The Final Stretch

It’s the final week of NaNoWriMo.

If November has been kind to you, you’re due to hit the fifty-thousand sometime between now and saturday, with an added nod to those of you that have already made your target. The obvious round of congratulations is in order for those that have or will hit their targets by month’s end, but you know what?

Everyone taking part deserves that. If you put your name up there, told other people that you were writing a novel, came to write-ins, updated your wordcount, or otherwise identified with the same struggle to write that so many other Wrimos went through, you deserve a congratulations. Owning up to the desire, being proud enough of your need to write that you shared the fact with others, those are powerful things.

Here’s the thing with National Novel Writing Month. If you’re writing, you don’t fail. You might write three thousand words, and not a word more. You may have written less, but actually thought about the event, and set aside time to write something toward it. Whether you did it for a day, or wrote for most or all of the thirty days, that’s something. You have more words than you would have done otherwise. You may not win NaNoWriMo, but not winning doesn’t preclude success.

If you know your story better, if you’ve ingrained better writing habits, if you’re more able to write a draft as a draft, if you achieved a personal best, or if you put your hand up and said “Yes, I am a writer”, those are all successes.

The story doesn’t end here. For one thing, the month isn’t over yet. Whatever your word count is, writing more from now until December is a good thing. It’s not futile, because even in these last days, you can make writing a habit. Even putting aside thirty minutes a day to write would be good, and if you manage to keep that routine beyond the week, then all the better.

Your writing may not be good. It could actually be terrible. Characters will do things that now seem against their character, there may be giant plot-holes, and who knows what else. You’re going to see a lot of events and choices that you made while writing that you no longer agree with, and guess what – that’s all part of the process. You’re not expected to get it right first time around – that’s just something the movies show. You know that bit where the character is at the typewriter, they type a few words, then scrunch the paper up into a ball until they have that perfect start? It’s not real.
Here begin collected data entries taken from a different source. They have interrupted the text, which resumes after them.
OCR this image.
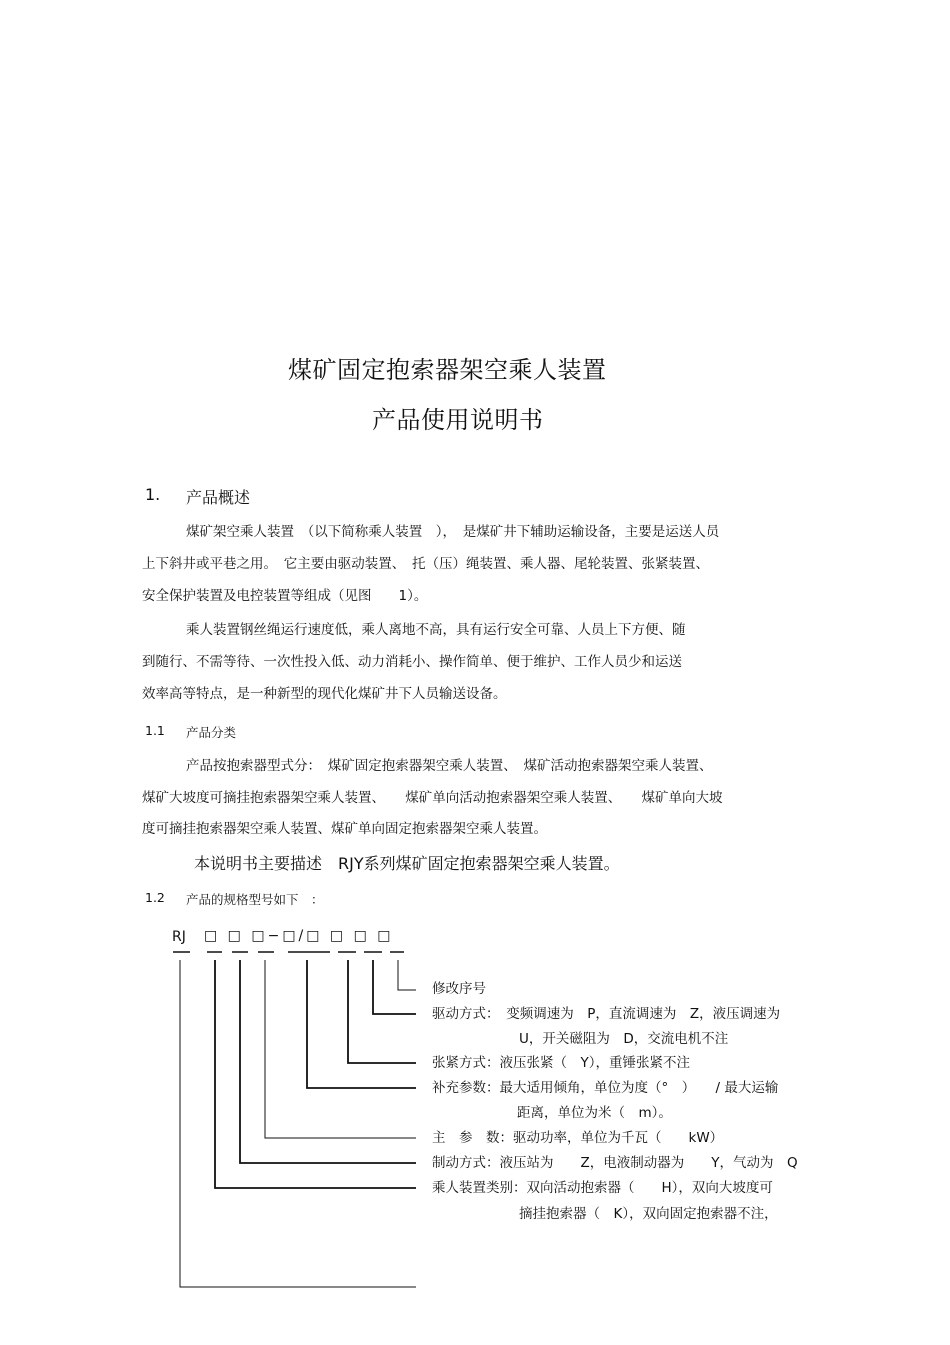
煤矿固定抱索器架空乘人装置
产品使用说明书
1. 产品概述
煤矿架空乘人装置　（以下简称乘人装置　），　是煤矿井下辅助运输设备，主要是运送人员
上下斜井或平巷之用。　它主要由驱动装置、　托（压）绳装置、乘人器、尾轮装置、张紧装置、
安全保护装置及电控装置等组成（见图　　1）。
乘人装置钢丝绳运行速度低，乘人离地不高，具有运行安全可靠、人员上下方便、随
到随行、不需等待、一次性投入低、动力消耗小、操作简单、便于维护、工作人员少和运送
效率高等特点，是一种新型的现代化煤矿井下人员输送设备。
1.1 产品分类
产品按抱索器型式分：　煤矿固定抱索器架空乘人装置、　煤矿活动抱索器架空乘人装置、
煤矿大坡度可摘挂抱索器架空乘人装置、　　煤矿单向活动抱索器架空乘人装置、　　煤矿单向大坡
度可摘挂抱索器架空乘人装置、煤矿单向固定抱索器架空乘人装置。
本说明书主要描述　RJY系列煤矿固定抱索器架空乘人装置。
1.2 产品的规格型号如下　：
RJ □ □ □−□/□ □ □ □
修改序号
驱动方式：　变频调速为　P，直流调速为　Z，液压调速为
U，开关磁阻为　D，交流电机不注
张紧方式：液压张紧（　Y），重锤张紧不注
补充参数：最大适用倾角，单位为度（°　）　　/ 最大运输
距离，单位为米（　m）。
主　参　数：驱动功率，单位为千瓦（　　kW）
制动方式：液压站为　　Z，电液制动器为　　Y，气动为　Q
乘人装置类别：双向活动抱索器（　　H），双向大坡度可
摘挂抱索器（　K），双向固定抱索器不注，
Writing is like so many things, but a perfect run it isn’t. We get through it fatigued, with our pages messy, downright dirty at times. Our writing has scars, and mistakes, and flaws – the same as our characters ought to. When it comes time to look at your novel again, don’t expect a finished product. Expect a path through the story you want to tell, one that might not work. Expect things that don’t make sense. Expect that you will want to and have to make changes before you can read it without wondering what you were thinking.

Have you ever watched a terrible movie, or read an awful book, and thought “I know how to fix this.”

Now you get to prove it, except with your own idea.

Not right now though – for the rest of the month, write. Even if you hadn’t actually started, it’s never too late to start. We follow the guidelines of NaNoWriMo and start November 1st, but the real habits of success don’t start on arbitrary dates or with great circumstances – they always start Today, for whichever today makes you say NO MORE!

On December 1st, reward yourself. You’ve done something amazing, no matter how many words you’ve written. You can take a break, watch that movie or read that book or play that game that you were going to do once you’d finished. You’ll have earned that right.

2 thoughts on “The Final Stretch

  1. Reading the title and then reading your first line, my mind spontaneously broke out into “The Final Countdown” 😛

    I just passed the 30,000 mark and have come to terms with the fact that, while certainly not impossible, I just might not reach 50,000 by the end of the month. No matter – I think I’m still pretty happy about what I’ve done, even if 90% of it is crap. Yep, no matter.

    1. Fact: The Final Countdown makes everything better.

      Even 30,000 is pretty great. If that’s as far as I got in my first year, it would have still been amazing (and felt almost impossible) to me. As it stands, last year I reached 25K, and I still consider it a success as I learned a lot about the story I was writing, the setting it took place in, and turned what was a rough idea into something a lot more concrete.

      So yes, well done 🙂 Give it your best shot anyway.